CCL11 neutralizing antibody treatment in young experimental mice with Ikkb deletion reduces eosinophil infiltration and Th2 cell numbers. A. Experimental design for CCL11 neutralization in young (2–4-weeks-old) mice. B. Flow cytometry plot of eosinophils (F4/80⁺Siglec-F⁺) from enzymatically digested ventral skin of control (WT) that received isotype IgG, Prx1Cre⁺Ikkb^f/f (cKO) mice that received either isotype IgG or CCL11 neutralizing antibody. C. Quantification of eosinophils per total live cells comparing WT+IgG, cKO+IgG and cKO+CCL11 neutralizing antibody group. D. H&E images of ventral skin from WT mice that received control IgG, cKO mice that received IgG or CCL11 neutralizing antibody. Scale bar, 0.5mm. Red arrows point to eosinophils. Insert scale bar, 50um.
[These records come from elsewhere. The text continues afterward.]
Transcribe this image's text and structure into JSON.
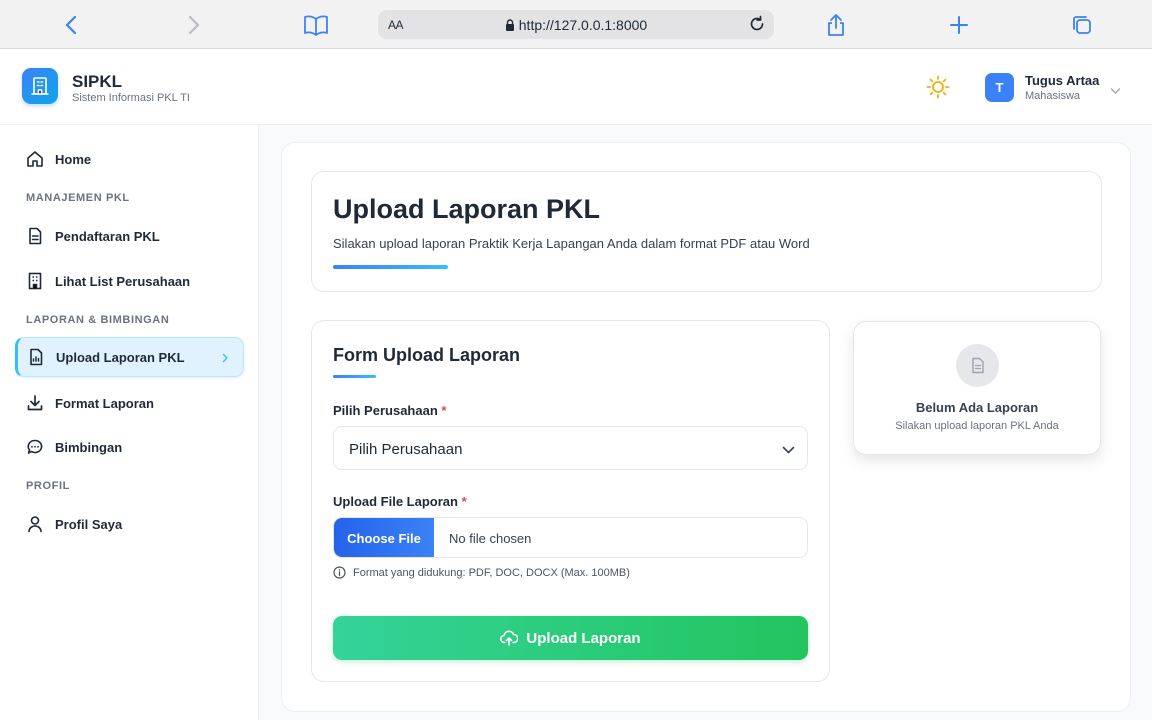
{
  "browser": {
    "url": "http://127.0.0.1:8000",
    "aa_label": "AA"
  },
  "header": {
    "brand_name": "SIPKL",
    "brand_subtitle": "Sistem Informasi PKL TI",
    "user_initial": "T",
    "user_name": "Tugus Artaa",
    "user_role": "Mahasiswa"
  },
  "sidebar": {
    "home": "Home",
    "sections": [
      "MANAJEMEN PKL",
      "LAPORAN & BIMBINGAN",
      "PROFIL"
    ],
    "items": [
      {
        "label": "Pendaftaran PKL",
        "icon": "document-icon"
      },
      {
        "label": "Lihat List Perusahaan",
        "icon": "building-icon"
      },
      {
        "label": "Upload Laporan PKL",
        "icon": "report-icon",
        "active": true
      },
      {
        "label": "Format Laporan",
        "icon": "download-icon"
      },
      {
        "label": "Bimbingan",
        "icon": "chat-icon"
      },
      {
        "label": "Profil Saya",
        "icon": "user-icon"
      }
    ]
  },
  "main": {
    "title": "Upload Laporan PKL",
    "subtitle": "Silakan upload laporan Praktik Kerja Lapangan Anda dalam format PDF atau Word",
    "form": {
      "title": "Form Upload Laporan",
      "company_label": "Pilih Perusahaan",
      "company_value": "Pilih Perusahaan",
      "file_label": "Upload File Laporan",
      "file_button": "Choose File",
      "file_status": "No file chosen",
      "hint": "Format yang didukung: PDF, DOC, DOCX (Max. 100MB)",
      "submit": "Upload Laporan",
      "required_mark": "*"
    },
    "empty_state": {
      "title": "Belum Ada Laporan",
      "subtitle": "Silakan upload laporan PKL Anda"
    }
  },
  "colors": {
    "primary": "#3b82f6",
    "accent": "#38bdf8",
    "success": "#22c55e",
    "required": "#ef4444"
  }
}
E. Flow cytometry plot of Th2 cells (CD4⁺IL4⁺) on live CD45⁺CD3⁺ gated cells. F. Quantification of Th2 percent per total CD3⁺ T cells (left) and that of Th2 absolute count per 10⁴ cells (right). Data are represented as mean ± SEM of biological replicates. Animal experiments were repeated three times. *P<0.05; one-way ANOVA followed by Tukey’s post-hoc test. Ab: antibody, FMO: fluorescence-minus-one control.